Buttermilk Falls itself is a ~100 foot waterfall that gets its name from the appearance of its churning waters (during high flow) and is the main attraction of the park with the swimming area below. However, there are many beautiful waterfalls within the gorge including today’s featured waterfall. Today’s Unnamed Falls is approximately 10 feet tall and is located towards the upper section of the trail just after Pinnacle Rock.
The area around Buttermilk Falls State Park was originally home to Native American tribes who were part of the Iroquois Confederacy. During the Revolutionary War, they were driven from their homes by Continental Soldiers. Their abandoned log cabin homes, orchards, and farm lands were burned. The land was later partitioned out to settlers.
During the 1850s, the area was a center of industry with several mills that drew off of the water power of the gorge. There was a mill at the the base of Buttermilk Falls where the swimming area is today and also a larger gristmill towards the top of the gorge. A dam at the top of Buttermilk Falls supplied water to the City of Ithaca until the early 1900s.
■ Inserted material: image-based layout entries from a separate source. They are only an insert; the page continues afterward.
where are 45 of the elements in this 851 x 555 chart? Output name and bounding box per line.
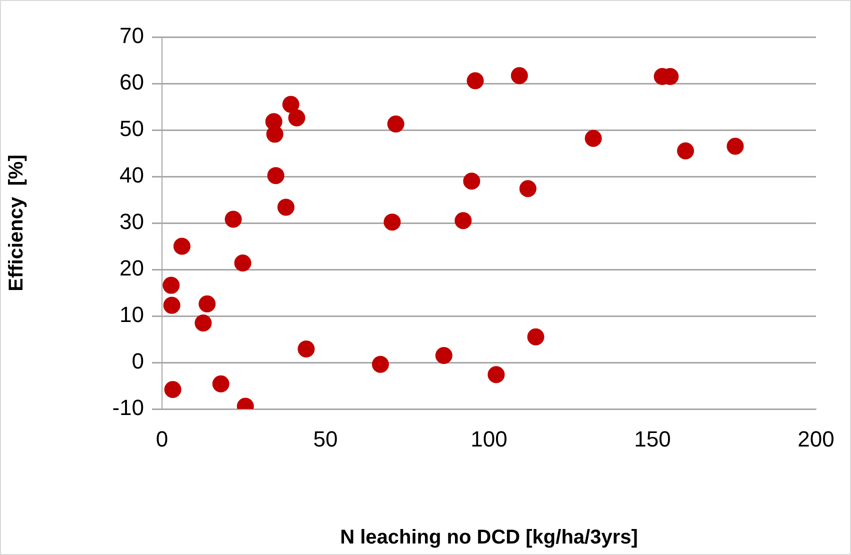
point — [163, 296, 180, 314]
point — [198, 295, 216, 312]
y-tick-label: 40 — [120, 162, 144, 188]
y-tick-label: 30 — [120, 209, 144, 234]
point — [466, 72, 484, 90]
y-tick-label: 0 — [132, 348, 144, 374]
x-tick-label: 100 — [470, 426, 508, 452]
point — [527, 328, 544, 346]
point — [463, 172, 480, 190]
point — [519, 180, 536, 198]
point — [384, 214, 401, 231]
y-tick-label: -10 — [112, 395, 144, 420]
point — [288, 109, 306, 126]
x-tick-label: 150 — [634, 426, 671, 452]
point — [194, 314, 212, 332]
point — [372, 356, 389, 373]
point — [277, 198, 294, 216]
y-tick-label: 50 — [120, 116, 144, 142]
point — [173, 238, 190, 255]
y-tick-label: 70 — [120, 23, 144, 48]
y-tick-label: 10 — [120, 302, 144, 328]
point — [267, 167, 284, 184]
point — [282, 96, 300, 113]
point — [726, 138, 744, 155]
x-tick-label: 0 — [156, 426, 168, 452]
point — [435, 347, 452, 364]
x-tick-label: 200 — [798, 426, 834, 452]
point — [212, 375, 230, 392]
point — [488, 366, 505, 384]
point — [234, 254, 252, 272]
x-axis-title: N leaching no DCD [kg/ha/3yrs] — [340, 526, 638, 549]
point — [510, 67, 528, 84]
point — [224, 210, 242, 228]
point — [162, 276, 180, 294]
y-axis-title: Efficiency [%] — [6, 154, 28, 292]
y-tick-label: 20 — [120, 256, 144, 281]
point — [298, 340, 315, 358]
point — [584, 130, 602, 147]
point — [266, 126, 284, 143]
x-tick-label: 50 — [313, 426, 338, 452]
point — [454, 212, 472, 230]
point — [677, 142, 694, 160]
y-tick-label: 60 — [120, 70, 144, 95]
point — [387, 115, 404, 132]
point — [164, 380, 182, 398]
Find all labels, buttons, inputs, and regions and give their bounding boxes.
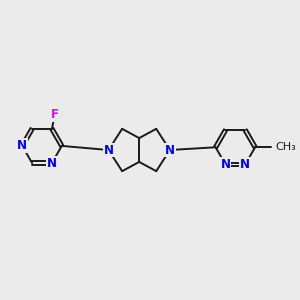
Text: N: N <box>240 158 250 171</box>
Text: N: N <box>103 143 113 157</box>
Text: N: N <box>47 157 57 169</box>
Text: N: N <box>220 158 230 171</box>
Text: F: F <box>51 108 58 121</box>
Text: CH₃: CH₃ <box>275 142 296 152</box>
Text: N: N <box>17 140 27 152</box>
Text: N: N <box>165 143 175 157</box>
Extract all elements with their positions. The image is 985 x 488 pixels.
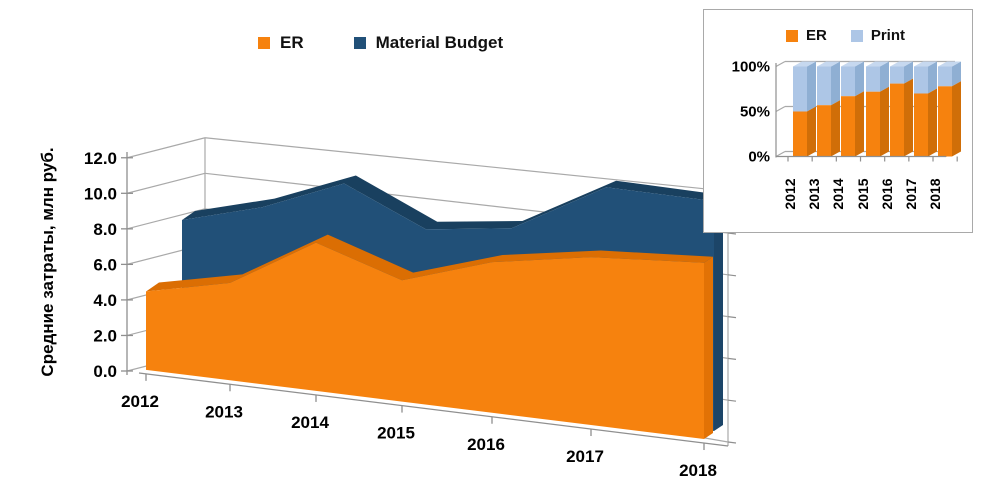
inset-bar-top: [793, 61, 816, 67]
right-wall-tick: [727, 441, 737, 444]
x-tick-label: 2013: [205, 402, 243, 421]
inset-x-tick-label: 2018: [927, 178, 943, 209]
y-tick-label: 6.0: [93, 255, 117, 274]
inset-bar-print: [866, 66, 880, 92]
inset-x-tick-label: 2015: [855, 178, 871, 209]
inset-legend-label-er: ER: [806, 27, 827, 44]
inset-bar-er: [817, 105, 831, 157]
inset-chart-plot: 0% 50% 100% 2012 2013 2014 2015 2016 2017 2018: [732, 59, 961, 210]
inset-x-tick-label: 2013: [806, 178, 822, 209]
y-tick-label: 10.0: [84, 184, 117, 203]
inset-x-tick-label: 2014: [830, 178, 846, 209]
y-axis-title: Средние затраты, млн руб.: [38, 147, 57, 377]
inset-bar-side-er: [807, 106, 816, 157]
left-wall-gridline: [126, 137, 206, 159]
legend-label-material-budget: Material Budget: [375, 33, 504, 52]
x-tick-label: 2018: [679, 461, 717, 480]
inset-bar-er: [793, 111, 807, 157]
inset-bar-er: [890, 83, 904, 157]
inset-wall-stub: [775, 150, 786, 158]
legend-swatch-material-budget: [353, 37, 366, 49]
inset-bar-top: [841, 61, 864, 67]
inset-x-tick-label: 2012: [782, 178, 798, 209]
legend-swatch-er: [258, 37, 270, 49]
back-wall-gridline: [204, 137, 729, 192]
inset-bar-side-er: [904, 78, 913, 157]
right-wall-tick: [727, 274, 737, 277]
inset-bar-er: [914, 93, 928, 157]
x-axis-line: [138, 372, 729, 447]
inset-bar-er: [866, 91, 880, 157]
inset-bar-side-print: [952, 61, 961, 87]
inset-bar-print: [817, 66, 831, 106]
inset-legend-label-print: Print: [870, 27, 906, 44]
area-front-face: [146, 242, 704, 440]
inset-bar-side-print: [904, 61, 913, 84]
inset-bar-side-print: [880, 61, 889, 92]
inset-bar-print: [793, 66, 807, 112]
inset-stacked-bar-chart: 0% 50% 100% 2012 2013 2014 2015 2016 2017 2018 ER…: [703, 9, 973, 233]
inset-bar-er: [938, 86, 952, 157]
y-tick-label: 12.0: [84, 149, 117, 168]
inset-bar-side-print: [928, 61, 937, 94]
x-tick-label: 2016: [467, 435, 505, 454]
inset-y-tick-label: 50%: [740, 104, 770, 121]
y-tick-label: 4.0: [93, 291, 117, 310]
inset-x-tick-label: 2017: [903, 178, 919, 209]
inset-bar-side-er: [855, 91, 864, 157]
inset-wall-stub: [775, 60, 786, 68]
area-side-face: [704, 256, 713, 440]
inset-bar-side-er: [880, 86, 889, 157]
inset-x-tick-label: 2016: [879, 178, 895, 209]
inset-bar-er: [841, 96, 855, 157]
right-wall-tick: [727, 399, 737, 402]
x-tick-label: 2017: [566, 447, 604, 466]
area-top-rim: [182, 175, 723, 230]
inset-bar-top: [938, 61, 961, 67]
inset-chart-legend: ER Print: [786, 27, 905, 44]
inset-bar-top: [914, 61, 937, 67]
left-wall-gridline: [126, 172, 206, 194]
main-chart-legend: ER Material Budget: [258, 33, 503, 53]
legend-label-er: ER: [280, 33, 304, 52]
inset-bar-print: [890, 66, 904, 84]
inset-bar-side-er: [928, 88, 937, 157]
inset-bar-side-print: [807, 61, 816, 112]
inset-bar-top: [890, 61, 913, 67]
inset-bar-side-print: [855, 61, 864, 97]
inset-bar-side-er: [831, 100, 840, 157]
left-wall-gridline: [126, 208, 206, 230]
inset-bar-top: [866, 61, 889, 67]
inset-y-tick-label: 100%: [732, 59, 770, 76]
y-tick-label: 2.0: [93, 326, 117, 345]
inset-bar-side-er: [952, 81, 961, 157]
x-tick-label: 2014: [291, 413, 329, 432]
x-tick-label: 2012: [121, 392, 159, 411]
inset-wall-stub: [775, 105, 786, 113]
inset-legend-swatch-er: [786, 29, 798, 42]
x-tick-label: 2015: [377, 424, 415, 443]
right-wall-tick: [727, 232, 737, 235]
right-wall-tick: [727, 357, 737, 360]
inset-legend-swatch-print: [850, 29, 863, 42]
inset-y-tick-label: 0%: [748, 149, 770, 166]
area-side-face: [714, 195, 723, 432]
inset-bar-side-print: [831, 61, 840, 106]
inset-bar-top: [817, 61, 840, 67]
inset-bar-print: [914, 66, 928, 94]
inset-bar-print: [938, 66, 952, 87]
y-tick-label: 8.0: [93, 220, 117, 239]
right-wall-tick: [727, 316, 737, 319]
inset-bar-print: [841, 66, 855, 97]
y-tick-label: 0.0: [93, 362, 117, 381]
Like other parks in the ‘Ithaca area, the land for Buttermilk State Park was initially granted to the state by Robert and Laura Treman in 1924.
In the 1930’s, the Civilian Conservation Corps made improvements to the infrastructure by creating stone walkways along the gorge. At the upper portion of the park is a 35 foot high stone dam also built by the Civilian Conservation Corps. The dam created Treman Lake which is a small peaceful reservoir.
Painting Unnamed Falls
Like I mentioned above, I was stuck by the beauty of this waterfall and decided that I needed to include it in this project. It was one of the last waterfalls that I painted during this 60 day project. My favorite parts of the scene were the deep blue plunge pool, and the way the dry rock in the foreground contrasted with the wet rock of the waterfall.
Have you visited Buttermilk Falls State Park?